The Yawata Strike was a side-effect of the attack. But the MA simply paid no mind to the effect of attacking 100-km long structures orbiting inhabited planets. So it might be a violation of the spirit too. This will all depend on who wins in the end, since history is written by the victors. If the Alliance catches the perpetrators, they will be tried for EEV.
I only see them escaping that punishment if they pull an Albrecht, whether with nukes or with nanobots, or get killed in action.
I also don't think Parthian Shot was used- it was a tactic to wreck a system's orbital infrastructure if there were defenses, especially Manticoran ships, present that the SLN BCs didn't feel they could decisively win. At that point the run away and fire all the missiles they can back over their shoulder are the system infrastructure.

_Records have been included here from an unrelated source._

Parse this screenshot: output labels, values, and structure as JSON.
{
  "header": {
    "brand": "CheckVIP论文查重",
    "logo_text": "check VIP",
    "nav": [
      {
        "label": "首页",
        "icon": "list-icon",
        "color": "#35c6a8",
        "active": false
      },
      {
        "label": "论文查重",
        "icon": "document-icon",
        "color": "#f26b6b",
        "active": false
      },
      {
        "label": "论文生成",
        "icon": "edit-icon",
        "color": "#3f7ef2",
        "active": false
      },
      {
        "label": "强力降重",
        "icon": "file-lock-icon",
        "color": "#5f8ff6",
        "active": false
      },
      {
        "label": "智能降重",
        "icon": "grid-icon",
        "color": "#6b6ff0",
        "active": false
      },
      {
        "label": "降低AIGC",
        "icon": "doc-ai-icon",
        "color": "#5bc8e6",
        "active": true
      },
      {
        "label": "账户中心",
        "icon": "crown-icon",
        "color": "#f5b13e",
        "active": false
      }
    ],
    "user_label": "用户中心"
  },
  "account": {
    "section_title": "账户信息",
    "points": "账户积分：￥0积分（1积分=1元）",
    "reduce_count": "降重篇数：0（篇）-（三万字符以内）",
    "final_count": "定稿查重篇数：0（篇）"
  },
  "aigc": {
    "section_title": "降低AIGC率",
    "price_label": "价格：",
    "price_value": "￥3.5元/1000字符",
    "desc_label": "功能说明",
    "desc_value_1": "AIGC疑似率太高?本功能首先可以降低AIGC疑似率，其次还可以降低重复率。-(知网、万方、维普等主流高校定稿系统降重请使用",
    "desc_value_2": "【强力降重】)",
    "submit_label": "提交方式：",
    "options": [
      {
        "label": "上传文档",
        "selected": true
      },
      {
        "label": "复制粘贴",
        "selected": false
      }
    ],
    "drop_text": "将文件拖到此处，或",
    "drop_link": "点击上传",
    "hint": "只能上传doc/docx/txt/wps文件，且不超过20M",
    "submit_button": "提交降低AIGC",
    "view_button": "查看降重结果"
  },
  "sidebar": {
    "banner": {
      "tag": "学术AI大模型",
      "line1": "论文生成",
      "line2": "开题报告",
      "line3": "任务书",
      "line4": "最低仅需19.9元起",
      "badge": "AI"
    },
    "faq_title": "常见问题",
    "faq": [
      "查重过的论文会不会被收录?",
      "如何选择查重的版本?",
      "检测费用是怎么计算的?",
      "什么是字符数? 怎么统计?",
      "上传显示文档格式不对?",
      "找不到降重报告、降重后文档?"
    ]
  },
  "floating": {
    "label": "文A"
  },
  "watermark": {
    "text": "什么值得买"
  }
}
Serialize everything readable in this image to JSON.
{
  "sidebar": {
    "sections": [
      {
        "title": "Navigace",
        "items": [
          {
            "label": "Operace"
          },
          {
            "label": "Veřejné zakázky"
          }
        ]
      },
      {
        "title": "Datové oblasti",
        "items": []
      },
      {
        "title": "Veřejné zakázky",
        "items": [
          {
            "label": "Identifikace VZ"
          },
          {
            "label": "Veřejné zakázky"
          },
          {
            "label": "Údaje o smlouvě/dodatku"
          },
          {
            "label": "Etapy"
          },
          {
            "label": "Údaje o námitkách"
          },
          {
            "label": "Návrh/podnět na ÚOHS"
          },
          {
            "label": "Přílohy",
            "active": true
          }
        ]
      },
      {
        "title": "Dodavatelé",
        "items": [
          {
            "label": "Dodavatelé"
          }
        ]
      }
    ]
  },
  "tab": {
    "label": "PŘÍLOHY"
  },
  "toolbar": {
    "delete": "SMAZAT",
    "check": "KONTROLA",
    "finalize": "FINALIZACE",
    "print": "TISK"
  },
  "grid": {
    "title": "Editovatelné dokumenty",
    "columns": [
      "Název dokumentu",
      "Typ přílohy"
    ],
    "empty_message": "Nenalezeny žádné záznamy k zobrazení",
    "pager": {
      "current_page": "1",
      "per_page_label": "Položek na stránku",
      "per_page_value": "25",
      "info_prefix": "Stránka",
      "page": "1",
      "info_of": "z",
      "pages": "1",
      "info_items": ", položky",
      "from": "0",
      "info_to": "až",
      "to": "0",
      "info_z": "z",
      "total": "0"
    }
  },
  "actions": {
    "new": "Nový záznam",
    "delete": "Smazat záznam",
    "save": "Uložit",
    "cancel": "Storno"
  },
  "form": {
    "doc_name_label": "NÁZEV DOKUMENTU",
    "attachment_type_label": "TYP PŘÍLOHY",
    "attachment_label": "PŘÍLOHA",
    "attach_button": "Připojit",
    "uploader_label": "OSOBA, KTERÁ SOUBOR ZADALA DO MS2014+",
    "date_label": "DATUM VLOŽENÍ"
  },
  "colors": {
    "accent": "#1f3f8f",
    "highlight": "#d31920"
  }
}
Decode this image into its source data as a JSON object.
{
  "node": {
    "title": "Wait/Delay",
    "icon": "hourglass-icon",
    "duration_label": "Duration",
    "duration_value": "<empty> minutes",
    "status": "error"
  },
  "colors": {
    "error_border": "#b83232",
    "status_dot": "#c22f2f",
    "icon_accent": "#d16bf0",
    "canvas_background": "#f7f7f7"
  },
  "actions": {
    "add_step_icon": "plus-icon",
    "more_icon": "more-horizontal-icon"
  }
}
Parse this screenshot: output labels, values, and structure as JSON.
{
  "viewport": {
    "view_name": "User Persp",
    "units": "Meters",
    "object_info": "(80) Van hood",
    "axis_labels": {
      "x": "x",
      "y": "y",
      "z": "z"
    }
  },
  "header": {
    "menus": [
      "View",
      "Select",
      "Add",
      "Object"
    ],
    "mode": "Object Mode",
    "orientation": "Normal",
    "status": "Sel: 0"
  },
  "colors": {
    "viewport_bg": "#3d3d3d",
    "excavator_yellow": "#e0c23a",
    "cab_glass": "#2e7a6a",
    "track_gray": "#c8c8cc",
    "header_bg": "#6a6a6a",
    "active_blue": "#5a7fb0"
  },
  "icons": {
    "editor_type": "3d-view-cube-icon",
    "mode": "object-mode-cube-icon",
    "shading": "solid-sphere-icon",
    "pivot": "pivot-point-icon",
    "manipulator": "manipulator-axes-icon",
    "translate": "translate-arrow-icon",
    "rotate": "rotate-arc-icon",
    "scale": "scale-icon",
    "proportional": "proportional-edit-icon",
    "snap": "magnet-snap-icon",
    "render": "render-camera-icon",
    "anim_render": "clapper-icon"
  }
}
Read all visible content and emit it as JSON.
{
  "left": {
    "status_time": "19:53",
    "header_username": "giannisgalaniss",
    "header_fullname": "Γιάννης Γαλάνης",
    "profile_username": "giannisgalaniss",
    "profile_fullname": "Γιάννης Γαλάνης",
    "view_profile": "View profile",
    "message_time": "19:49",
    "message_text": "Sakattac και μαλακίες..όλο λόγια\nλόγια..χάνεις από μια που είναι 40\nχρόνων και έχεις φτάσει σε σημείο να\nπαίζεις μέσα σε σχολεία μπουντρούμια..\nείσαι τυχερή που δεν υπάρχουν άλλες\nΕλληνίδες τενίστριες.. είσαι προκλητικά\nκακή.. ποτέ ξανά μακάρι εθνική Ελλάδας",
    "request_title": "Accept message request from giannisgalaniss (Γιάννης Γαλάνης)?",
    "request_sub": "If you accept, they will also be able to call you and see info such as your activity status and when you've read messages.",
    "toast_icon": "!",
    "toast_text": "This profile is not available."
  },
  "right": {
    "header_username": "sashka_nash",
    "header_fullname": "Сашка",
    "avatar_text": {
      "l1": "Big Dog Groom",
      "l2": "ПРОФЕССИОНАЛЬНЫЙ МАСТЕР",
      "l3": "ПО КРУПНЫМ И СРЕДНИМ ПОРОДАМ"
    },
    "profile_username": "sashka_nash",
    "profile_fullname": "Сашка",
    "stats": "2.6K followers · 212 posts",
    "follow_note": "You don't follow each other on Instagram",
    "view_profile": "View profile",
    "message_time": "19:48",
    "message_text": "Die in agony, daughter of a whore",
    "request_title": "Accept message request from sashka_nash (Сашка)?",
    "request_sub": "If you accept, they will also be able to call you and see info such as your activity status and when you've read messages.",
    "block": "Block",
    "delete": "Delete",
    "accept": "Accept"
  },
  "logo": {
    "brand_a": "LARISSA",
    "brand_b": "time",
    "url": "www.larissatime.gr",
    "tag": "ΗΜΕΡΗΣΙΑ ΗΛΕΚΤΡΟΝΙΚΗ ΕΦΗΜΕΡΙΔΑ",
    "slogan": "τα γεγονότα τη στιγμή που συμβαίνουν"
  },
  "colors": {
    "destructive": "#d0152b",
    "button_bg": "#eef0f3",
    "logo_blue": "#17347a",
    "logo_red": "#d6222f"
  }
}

They didn't need Parthian Shot if there were no (effective) defenses. They could wreck the infrastructure far more efficiently with energy weapons, wedges, or even carefully targeted contact nukes. Not by wasting tons of missile on extremely long range, low probability, shots.
IIRC it's orbitals that are primarily civilian residences that are protected by Edict. The facilities around Basilisk were mostly orbital warehouses, some support manufacturing, that kind of light industrial thing. I'm sure there was some on orbit housing for workers or transients; but there was no significant system population living there. That apparently made them fair game, despite not having any direct military uses.
Oyster Bay hit stations that did have much, much, larger civilian residential presence. But they were also the system's naval shipyards, with plenty of in service warships docked; again making them fair play.
Hypatia (in addition to being a member of the League; not at war with them) has no apparent military presence at her stations; and while they undoubtedly had some light industrial capabilities they also (unlike Basilisk) had a significant orbital population. I'm not sure exactly what combination of items pushed that over the line into Edict violation - it might have been less egregious if a declared state of war existed - on the other hand it might not have; since it still had no appreciable military significance.